Again, cognitive fluency deserves blame. It’s much easier to build neural pathways to information that we already possess, especially when we have strong emotions; it’s much more challenging to break well-established neural pathways if we need to change our minds based on new information. Consequently, we instead look for information that’s easy to accept, which fits our prior beliefs. In turn, we ignore and even actively reject information that doesn’t match our beliefs. 

Moreover, the more educated we are, the more likely we are to engage in such active rejection. After all, our smarts give us more ways of arguing against new information that counters our beliefs. That’s why research demonstrates that the more educated you are, the more polarized your beliefs will be around scientific issues that have religious or political value overtones, such as stem cell research, human evolution, and climate change. Where might you and your team be letting your smarts get in the way of the facts?

Our minds like to interpret the world through stories, meaning explanatory narratives that clearly and straightforwardly link cause and effect. Such stories are a balm to our cognitive fluency, as our mind continually looks for patterns that explain the world around us in an easy-to-process manner. That leads to the “narrative fallacy,” where we fall for convincing-sounding narratives regardless of the facts, especially if the story fits our predispositions and our emotions. 

Do you ever wonder why politicians tell so many stories? How about the advertisements you see on TV or video advertisements on websites, which tell rapid visual stories? How about salespeople or fundraisers? Sure, sometimes they cite statistics and scientific reports, but they spend much, much more time telling stories: simple, straightforward, compelling narratives that seem to make sense and tug at our heartstrings. 

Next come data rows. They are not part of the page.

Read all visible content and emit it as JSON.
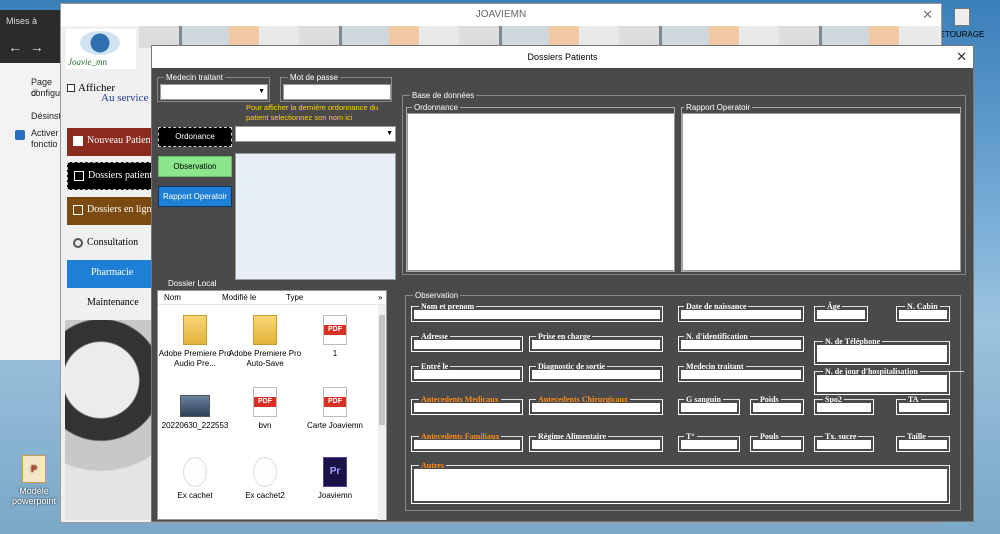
{
  "background": {
    "settings_window": {
      "title": "Mises à",
      "items": [
        "Page d'",
        "configu",
        "Désinst",
        "Activer",
        "fonctio"
      ]
    },
    "desktop_icon_left": {
      "label": "Modèle powerpoint"
    },
    "desktop_icon_right": {
      "label": "ETOURAGE"
    }
  },
  "main_window": {
    "title": "JOAVIEMN",
    "logo_text": "Joavie_mn",
    "afficher_label": "Afficher",
    "au_service": "Au service",
    "menu": [
      {
        "label": "Nouveau Patient",
        "color": "#8b2b1e"
      },
      {
        "label": "Dossiers patients",
        "color": "#000000"
      },
      {
        "label": "Dossiers en ligne",
        "color": "#7a4a10"
      },
      {
        "label": "Consultation",
        "color": "#f0f0f0"
      },
      {
        "label": "Pharmacie",
        "color": "#1e7fd6"
      },
      {
        "label": "Maintenance",
        "color": "#f0f0f0"
      }
    ]
  },
  "dialog": {
    "title": "Dossiers Patients",
    "medecin_traitant_label": "Medecin traitant",
    "mot_de_passe_label": "Mot de passe",
    "hint": "Pour afficher la dernière ordonnance du patient selectionnez son nom ici",
    "btn_ordonance": "Ordonance",
    "btn_observation": "Observation",
    "btn_rapport": "Rapport Operatoir",
    "dossier_local_label": "Dossier Local",
    "file_columns": [
      "Nom",
      "Modifié le",
      "Type"
    ],
    "files": [
      {
        "name": "Adobe Premiere Pro Audio Pre...",
        "icon": "folder-icon"
      },
      {
        "name": "Adobe Premiere Pro Auto-Save",
        "icon": "folder-icon"
      },
      {
        "name": "1",
        "icon": "pdf-icon"
      },
      {
        "name": "20220630_222553",
        "icon": "image-icon"
      },
      {
        "name": "bvn",
        "icon": "pdf-icon"
      },
      {
        "name": "Carte Joaviemn",
        "icon": "pdf-icon"
      },
      {
        "name": "Ex cachet",
        "icon": "stamp-icon"
      },
      {
        "name": "Ex cachet2",
        "icon": "stamp-icon"
      },
      {
        "name": "Joaviemn",
        "icon": "premiere-project-icon"
      }
    ],
    "pdf_badge": "PDF",
    "pr_badge": "Pr",
    "base_label": "Base de données",
    "ordonnance_label": "Ordonnance",
    "rapport_label": "Rapport Operatoir",
    "observation_label": "Observation",
    "fields": {
      "nom": "Nom et prenom",
      "naissance": "Date de naissance",
      "age": "Âge",
      "cabin": "N. Cabin",
      "adresse": "Adresse",
      "prise": "Prise en charge",
      "ident": "N. d'identification",
      "tel": "N. de Téléphone",
      "entre": "Entré le",
      "diag": "Diagnostic  de sortie",
      "medecin": "Medecin traitant",
      "jour_hosp": "N. de jour d'hospitalisation",
      "ant_med": "Antecedents Medicaux",
      "ant_chir": "Antecedents Chirurgicaux",
      "gsanguin": "G sanguin",
      "poids": "Poids",
      "spo2": "Spo2",
      "ta": "TA",
      "ant_fam": "Antecedents Familiaux",
      "regime": "Régime Alimentaire",
      "temp": "T°",
      "pouls": "Pouls",
      "sucre": "Tx. sucre",
      "taille": "Taille",
      "autres": "Autres"
    }
  }
}
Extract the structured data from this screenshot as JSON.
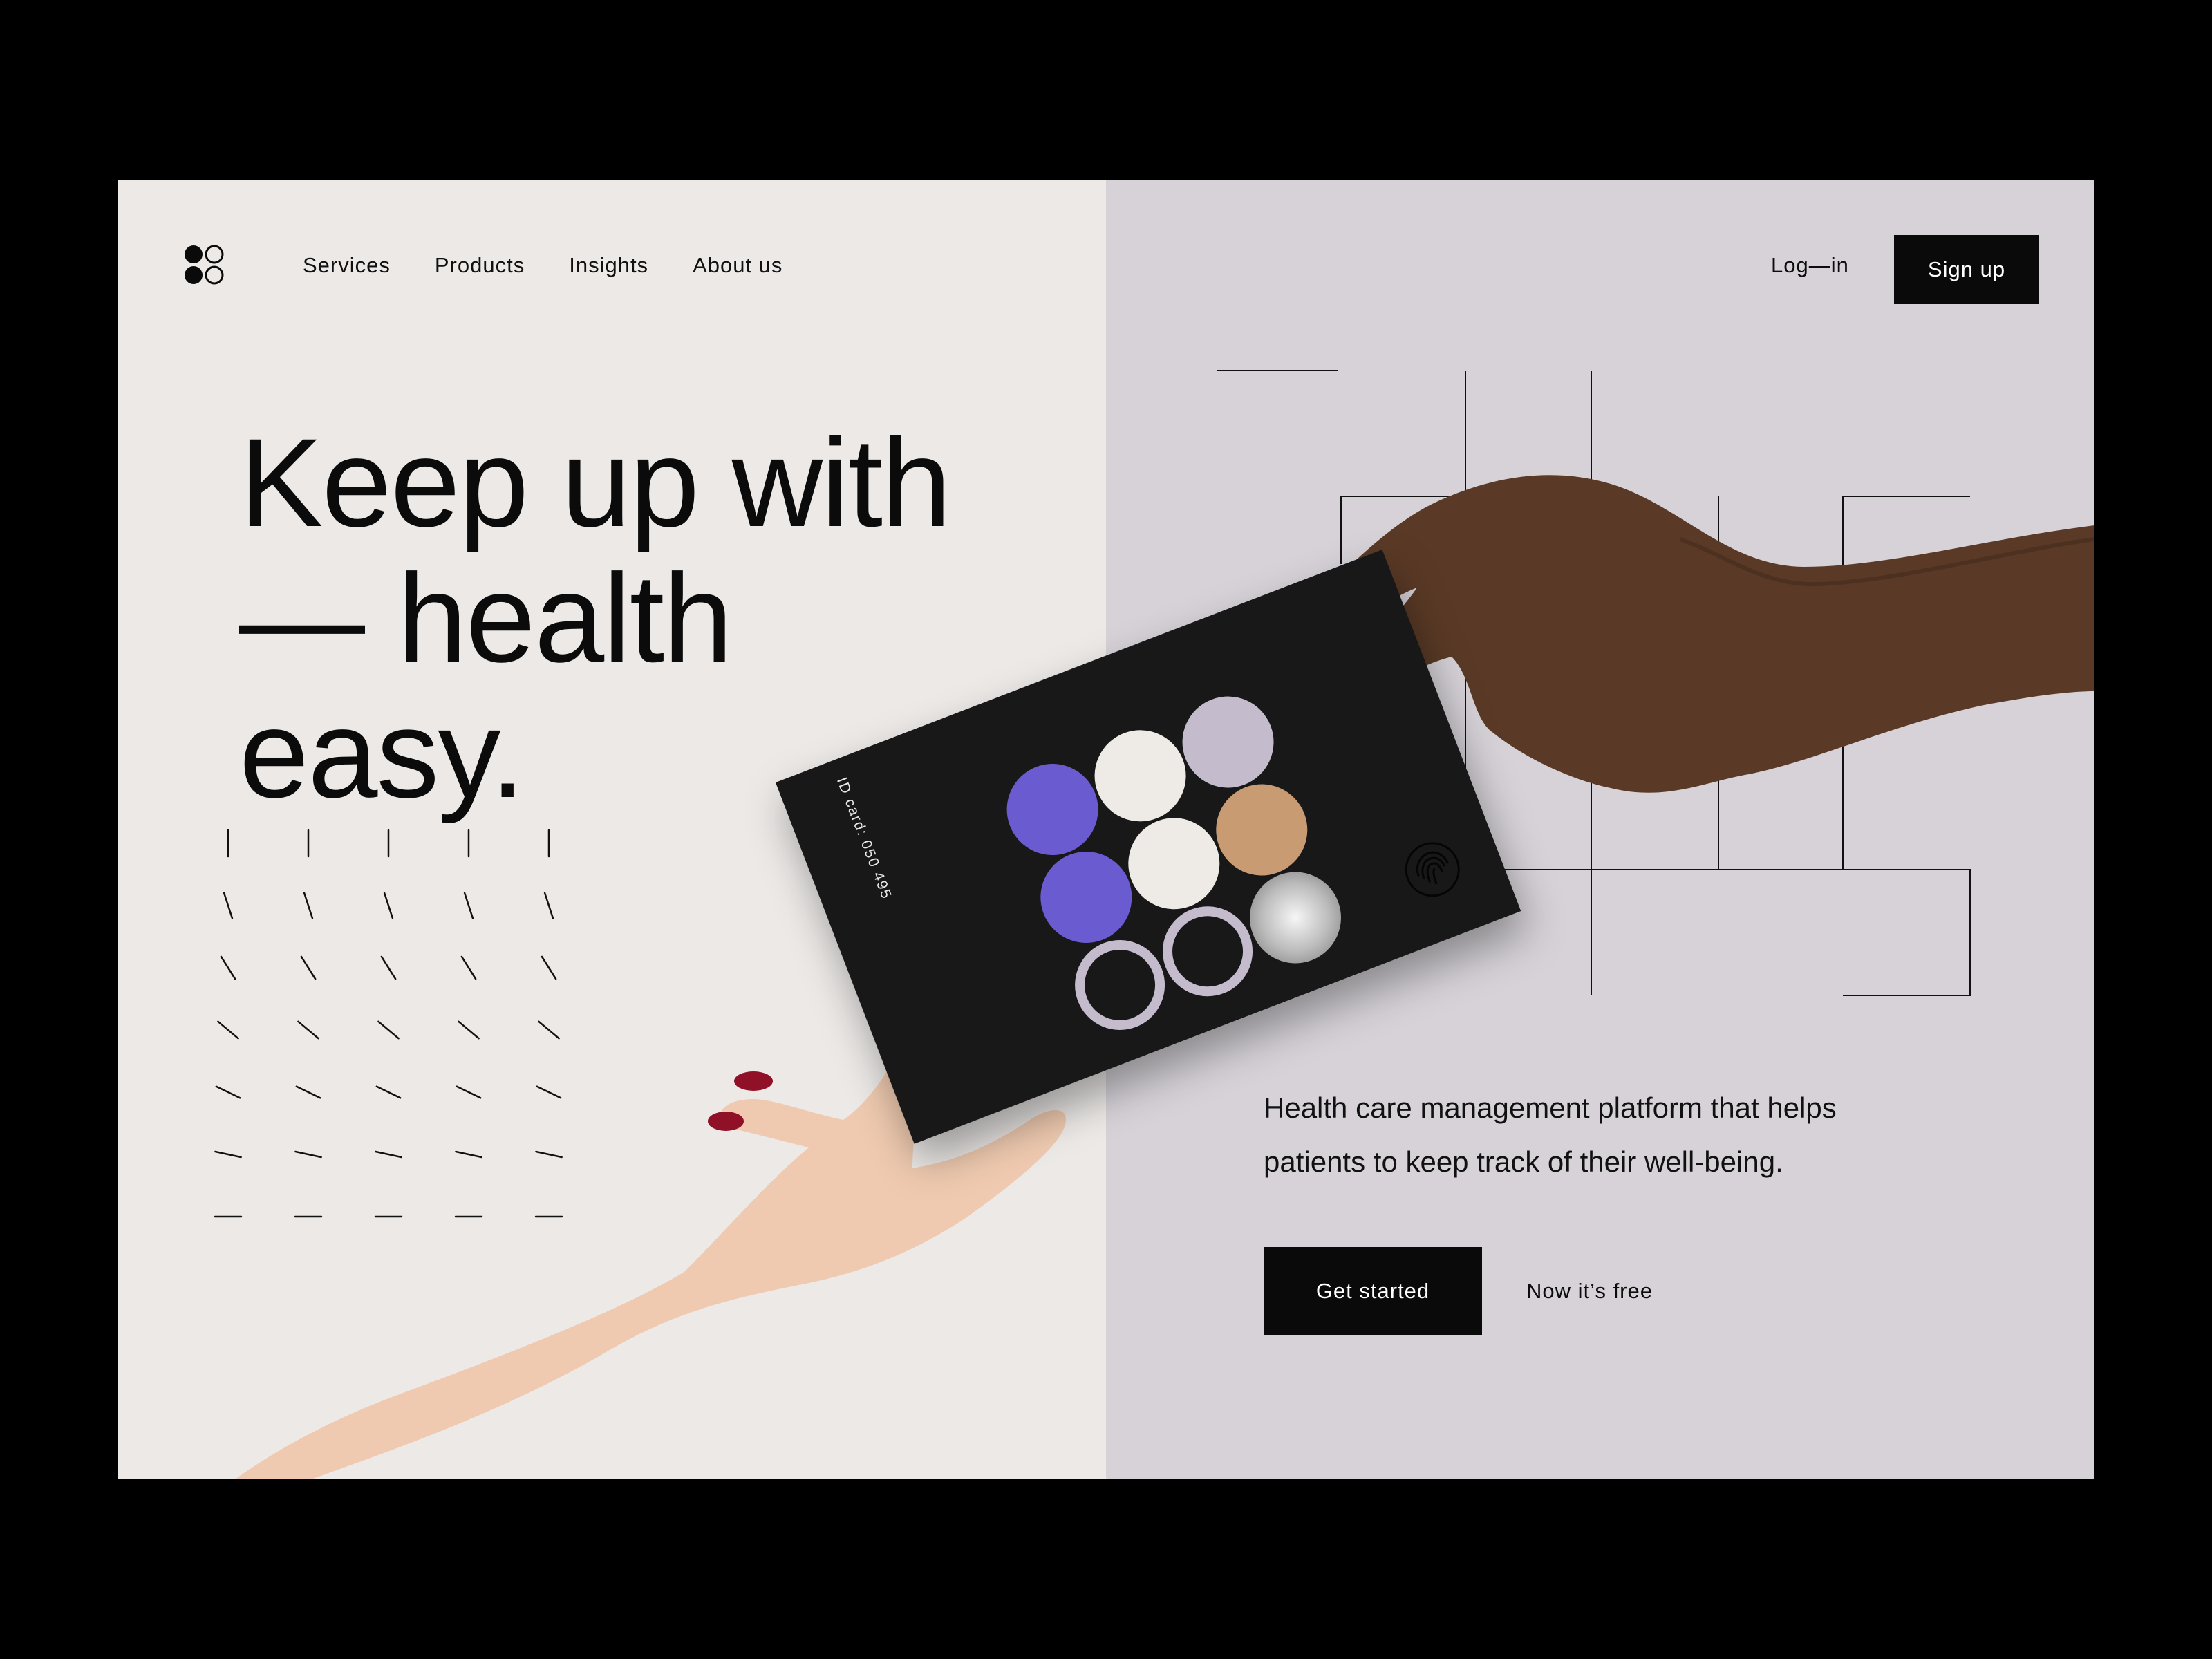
{
  "nav": {
    "logo": "four-circles-logo",
    "items": [
      {
        "label": "Services"
      },
      {
        "label": "Products"
      },
      {
        "label": "Insights"
      },
      {
        "label": "About us"
      }
    ],
    "login_label": "Log—in",
    "signup_label": "Sign up"
  },
  "hero": {
    "headline_lines": [
      "Keep up with",
      "— health",
      "easy."
    ],
    "tagline": "Health care management platform that helps patients to keep track of their well-being.",
    "cta_label": "Get started",
    "cta_note": "Now it’s free"
  },
  "card": {
    "id_text": "ID card: 050 495",
    "dot_colors": [
      "#6b5bd0",
      "#eeeae5",
      "#c4bccd",
      "#c99b72",
      "#b9b9b9"
    ]
  },
  "colors": {
    "left_bg": "#ece9e7",
    "right_bg": "#d6d2d8",
    "button_bg": "#0a0a0a",
    "accent_purple": "#6b5bd0"
  }
}
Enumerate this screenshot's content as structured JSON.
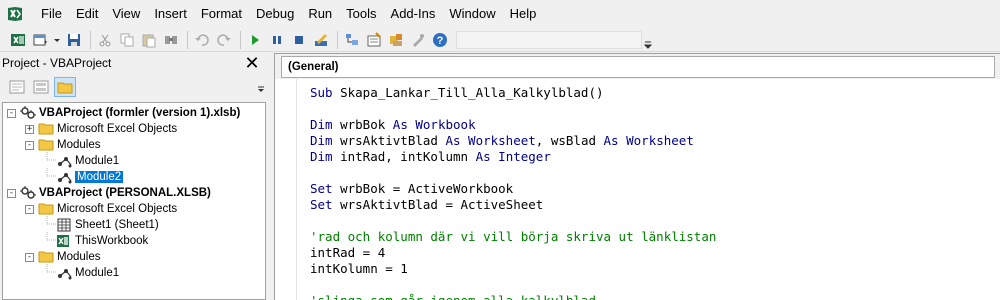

Now, here’s something that’s actually true: the world doesn’t make sense. The world is not simple, clear, and compelling. The world is complex, confusing, and contradictory. Beware of simple stories! Look for complex, confusing, and contradictory scientific reports and high-quality statistics: they’re much more likely to contain the truth than the easy-to-process stories.

Fixing Our Brains

Unfortunately, knowledge only weakly protects us from cognitive biases; it’s essential but far from sufficient.

What can we do? You can use decision aid strategies to address cognitive biases to defend your organization from misinformation.

One of the most effective strategies is to help your employees and yourself build up a habit of automatically considering alternative possibilities to any claim you hear, especially claims that feel comfortable. Since our lazy brain’s default setting is to avoid questioning claims, which requires hard thinking, it helps to develop a mental practice of going against this default. Be especially suspicious of repeated claims that make you feel comfortable without any additional evidence, which play on the illusory truth effect and the confirmation bias combined.

Another effective strategy involves cultivating a mental habit of questioning stories in particular. Whenever you hear a story, the brain goes into listening and accepting mode. Remember that it’s very easy to cherry-pick stories to support whatever position the narrator wants to advance. Instead, look for specific hard numbers, statistical evidence, and peer-reviewed research to support claims.

More broadly, you can encourage employees to make a personal commitment to the twelve truth-oriented behaviors of the Pro-Truth Pledge by signing the pledge at ProTruthPledge.org. These behaviors stem from cognitive neuroscience and behavioral economics research in the field called debiasing, which refers to counterintuitive, uncomfortable, but effective strategies to protect yourself from cognitive biases. Peer-reviewed research has shown that taking the Pro-Truth Pledge effectively changes people’s behavior to be more truthful, both in their statements and in interactions with others.

These quick mental habits will address the most fundamentally flawed aspects of our mind’s tendency to accept misinformation.